Elan looked up, noticing that the two brothers were staring at her with their jaws akimbo.
“What?” she asked, eyes flicking between them.
“Just surprised you knew that, child,” Sindri told her. “You didn’t seem to know that much about your gear, let alone runes, earlier.”
“I . . .” Elan paused, confused. She looked down, genuine puzzlement on her face. “I don’t know where that came from.”
“You don’t know where . . .?” Brokkr stiffened, eyes locking on her as he half reached for a weapon.
A gesture from Sindri caused him to hold his action.
“You’ve been exposed to too many mental influences, child,” Sindri said with a shake of his head. “The Nim, demons, even Kaern, I suppose, now that I consider it.”
“Kaern?” Elan’s eyes widened as she shifted nervously.
“Unlikely he did any harm,” Sindri assured her. “If he’d wanted to, you’d be dead or worse. He was never one known for half measures when dealing with an enemy, nor for violating the rights of anyone who didn’t meet that description. The Nim, though, they’re another story.
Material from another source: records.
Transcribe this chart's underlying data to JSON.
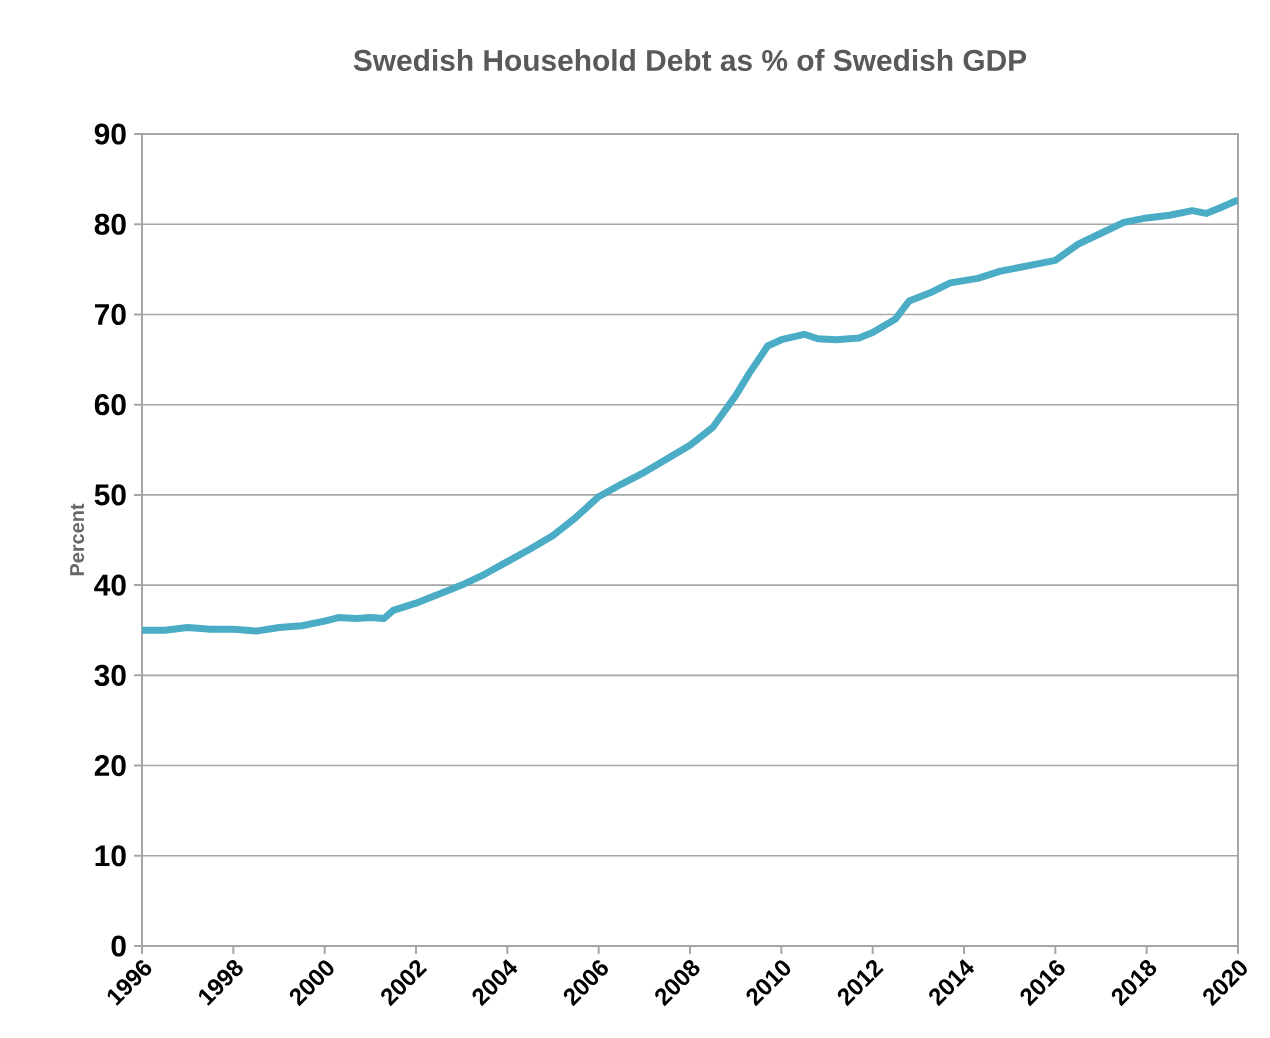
{
  "chart_data": {
    "type": "line",
    "title": "Swedish Household Debt as % of Swedish GDP",
    "ylabel": "Percent",
    "color": "#4bacc6",
    "grid": "y",
    "marker": "none",
    "line_style": "solid",
    "x": [
      1996,
      1996.5,
      1997,
      1997.5,
      1998,
      1998.5,
      1999,
      1999.5,
      2000,
      2000.3,
      2000.7,
      2001,
      2001.3,
      2001.5,
      2002,
      2002.5,
      2003,
      2003.5,
      2004,
      2004.5,
      2005,
      2005.5,
      2006,
      2006.5,
      2007,
      2007.5,
      2008,
      2008.5,
      2009,
      2009.3,
      2009.7,
      2010,
      2010.5,
      2010.8,
      2011.2,
      2011.7,
      2012,
      2012.5,
      2012.8,
      2013.3,
      2013.7,
      2014.3,
      2014.8,
      2015,
      2015.5,
      2016,
      2016.5,
      2017,
      2017.5,
      2018,
      2018.5,
      2019,
      2019.3,
      2019.6,
      2020
    ],
    "values": [
      35.0,
      35.0,
      35.3,
      35.1,
      35.1,
      34.9,
      35.3,
      35.5,
      36.0,
      36.4,
      36.3,
      36.4,
      36.3,
      37.2,
      38.0,
      39.0,
      40.0,
      41.2,
      42.6,
      44.0,
      45.5,
      47.5,
      49.8,
      51.2,
      52.5,
      54.0,
      55.5,
      57.5,
      61.0,
      63.5,
      66.5,
      67.2,
      67.8,
      67.3,
      67.2,
      67.4,
      68.0,
      69.5,
      71.5,
      72.5,
      73.5,
      74.0,
      74.8,
      75.0,
      75.5,
      76.0,
      77.8,
      79.0,
      80.2,
      80.7,
      81.0,
      81.5,
      81.2,
      81.8,
      82.7
    ],
    "xlim": [
      1996,
      2020
    ],
    "xticks": [
      1996,
      1998,
      2000,
      2002,
      2004,
      2006,
      2008,
      2010,
      2012,
      2014,
      2016,
      2018,
      2020
    ],
    "ylim": [
      0,
      90
    ],
    "yticks": [
      0,
      10,
      20,
      30,
      40,
      50,
      60,
      70,
      80,
      90
    ]
  }
}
If they had any cause, real or imagined, they’d twist your brains into mush with little hesitation . . . and demons are worse.”
Elan stared, unbelieving. “Worse than mush?”
Sindri laughed. “The Nim will leave you your will. They’re bound not to interfere with that. Demons don’t give a damn.”
“I . . . really don’t know what to say to that,” she said, pushing herself to her feet as she looked back to where Jol was still unconscious. “How is he?”
“He’ll live,” Brokkr answered gruffly. “Like as not he’ll wake soon, and we’ll be able to move.”
She nodded, edging over to the window to glance out. There wasn’t much to be seen. They were low in one of the city’s buildings, and it was shadowed and dark outside. Without her armor, she couldn’t pierce that veil, and Elan felt a little more vulnerable in the moment.
“We’ll have to leave the city,” Sindri said. “No option there. Can you get Jol out the way you came in?”
Elan nodded absently, then frowned. “What about the two of you?”
“We have our own way out,” Sindri told her. “Don’t worry about us. Jol will be better with you, I think.”
Elan sighed. “We can’t leave those stones intact.”
Brokkr snorted. “You talk like you have a choice, girl. You tried; you failed.”